Seventy-five years post-Independence, Kerala built 12,644 schools (4504 government schools and 7277 aided schools). They impart education to 4 million students (2024).
Amartya Sen helps the world discover this model
It was in the mid-1990s, that the Nobel Laureate Amartya Sen took note of this economic phenomenon in his book ‘India: Economic Development and Social Opportunity’. He found many parts of India were in positions worse than sub-Saharan Africa. In stark contrast, Kerala was ahead of Indonesia, Thailand, and even South Korea in many of the significant human development indices. Sen stated the obvious truism:-
“Kerala’s success can be traced to the role of public action in promoting a range of social opportunities relating to elementary education, land reform, the role of women in society, and the widespread equitable provision of health care and other public services. Interestingly Uttar Pradesh’s failures can plausibly be attributed to the public neglect of the very same opportunities”
Role of religious co-existence
A tribute must be made to the religions of Kerala. They have a long and unblemished record of communal harmony which enabled the state to stay focussed on developmental issues. This peace among Kerala’s religions and its syncretic tradition has a lot to do with the region’s unique history.
At the heart of Kerala’s achievement in social democracy is also the transformational socio-economic messages of its great religious leaders, especially that of Shri Narayana Guru. Their philosophies of social and economic inclusion still continue to translate into the State’s policy making to this day.
Kerala in the age of ‘Trump Tariffs’
We are also right in the midst of the age of crippling ‘Trump tariffs’. How is the rupee holding forth in the midst of the crumbling export market?
Today it is estimated that 3.5 million Malayalis live outside India.

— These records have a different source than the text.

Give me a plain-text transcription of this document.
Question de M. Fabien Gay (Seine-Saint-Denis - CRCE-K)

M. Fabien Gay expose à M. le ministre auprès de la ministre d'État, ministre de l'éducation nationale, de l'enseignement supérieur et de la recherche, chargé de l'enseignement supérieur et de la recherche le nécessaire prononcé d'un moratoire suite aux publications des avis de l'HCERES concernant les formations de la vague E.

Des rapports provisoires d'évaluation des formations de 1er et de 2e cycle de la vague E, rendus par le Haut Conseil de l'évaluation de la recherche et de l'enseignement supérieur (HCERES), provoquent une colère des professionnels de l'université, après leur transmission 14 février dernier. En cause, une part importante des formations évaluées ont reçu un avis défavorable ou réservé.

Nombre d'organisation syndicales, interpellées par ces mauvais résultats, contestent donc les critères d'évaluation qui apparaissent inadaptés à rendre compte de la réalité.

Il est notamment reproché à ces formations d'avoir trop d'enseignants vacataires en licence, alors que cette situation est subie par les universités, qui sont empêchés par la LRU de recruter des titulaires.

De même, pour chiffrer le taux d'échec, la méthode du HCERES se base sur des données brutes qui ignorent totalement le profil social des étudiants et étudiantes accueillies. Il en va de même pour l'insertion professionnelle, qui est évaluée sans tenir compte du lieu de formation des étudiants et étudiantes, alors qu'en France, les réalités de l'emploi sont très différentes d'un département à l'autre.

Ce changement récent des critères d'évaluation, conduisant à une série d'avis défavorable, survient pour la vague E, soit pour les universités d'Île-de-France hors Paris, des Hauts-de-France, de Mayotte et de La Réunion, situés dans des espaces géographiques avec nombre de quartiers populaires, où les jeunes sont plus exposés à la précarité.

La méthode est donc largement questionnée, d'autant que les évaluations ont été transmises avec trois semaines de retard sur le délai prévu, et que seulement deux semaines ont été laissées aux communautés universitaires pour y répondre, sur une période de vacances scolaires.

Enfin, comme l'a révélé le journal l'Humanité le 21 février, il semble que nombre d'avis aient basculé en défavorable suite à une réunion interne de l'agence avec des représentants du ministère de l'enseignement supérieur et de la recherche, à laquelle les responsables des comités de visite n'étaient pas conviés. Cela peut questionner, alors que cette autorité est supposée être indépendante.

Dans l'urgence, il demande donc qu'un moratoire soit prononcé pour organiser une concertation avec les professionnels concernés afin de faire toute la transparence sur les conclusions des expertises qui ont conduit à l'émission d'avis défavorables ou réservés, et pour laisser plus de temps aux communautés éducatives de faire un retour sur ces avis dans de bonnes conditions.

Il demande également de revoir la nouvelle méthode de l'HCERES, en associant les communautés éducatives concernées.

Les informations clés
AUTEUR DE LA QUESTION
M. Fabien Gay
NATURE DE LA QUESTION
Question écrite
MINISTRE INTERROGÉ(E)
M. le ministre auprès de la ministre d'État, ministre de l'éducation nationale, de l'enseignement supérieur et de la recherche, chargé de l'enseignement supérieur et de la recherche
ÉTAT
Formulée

Kerala’s 580 Km coastline is dotted with four of the busiest international airports in the country. They give rapid mobility to the educationally enabled Keralites to work in 182 out of 195 countries across the world. Today’s globetrotting and professionally qualified Malayalis in large measure have entrenched into the middle classes across the globe. The Kerala Migration Survey 2018 records 80.69% of Kerala’s expats are professionally qualified or are in high skilled roles.

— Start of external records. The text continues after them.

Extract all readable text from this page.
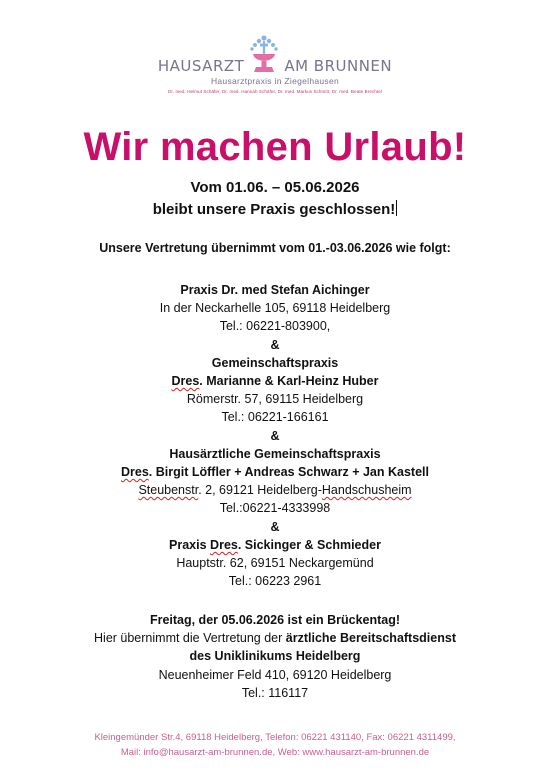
HAUSARZT	AM BRUNNEN
Hausarztpraxis in Ziegelhausen
Dr. med. Helmut Schäfer, Dr. med. Hannah Schäfer, Dr. med. Markus Schmitt, Dr. med. Beate Brechtel
Wir machen Urlaub!
Vom 01.06. – 05.06.2026
bleibt unsere Praxis geschlossen!
Unsere Vertretung übernimmt vom 01.-03.06.2026 wie folgt:
Praxis Dr. med Stefan Aichinger
In der Neckarhelle 105, 69118 Heidelberg
Tel.: 06221-803900,
&
Gemeinschaftspraxis
Dres. Marianne & Karl-Heinz Huber
Römerstr. 57, 69115 Heidelberg
Tel.: 06221-166161
&
Hausärztliche Gemeinschaftspraxis
Dres. Birgit Löffler + Andreas Schwarz + Jan Kastell
Steubenstr. 2, 69121 Heidelberg-Handschusheim
Tel.:06221-4333998
&
Praxis Dres. Sickinger & Schmieder
Hauptstr. 62, 69151 Neckargemünd
Tel.: 06223 2961
Freitag, der 05.06.2026 ist ein Brückentag!
Hier übernimmt die Vertretung der ärztliche Bereitschaftsdienst
des Uniklinikums Heidelberg
Neuenheimer Feld 410, 69120 Heidelberg
Tel.: 116117
Kleingemünder Str.4, 69118 Heidelberg, Telefon: 06221 431140, Fax: 06221 4311499,
Mail: info@hausarzt-am-brunnen.de, Web: www.hausarzt-am-brunnen.de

Kerala’s expat population sent back a record-breaking ₹23.39 Billion as foreign remittances in 2023-2024. That is 19.7% of India’s total remittance inflow. NRI deposits in Kerala banks are heading towards ₹3 trillion mark. The deposits as of 31st December 2024 stood at ₹2,86,063 crores.
These geographically mobile expats from Kerala are the children of parents who voted for successive social democratic formations. These governments gave them affordable education, healthcare, nutrition and with it the power of geographical mobility. Little will they ever know that they are the products of the most spectacular human index success story on the planet.
(Santosh Paul is Senior Advocate, Supreme Court of India.)
Views are personal and do not represent the stand of this publication.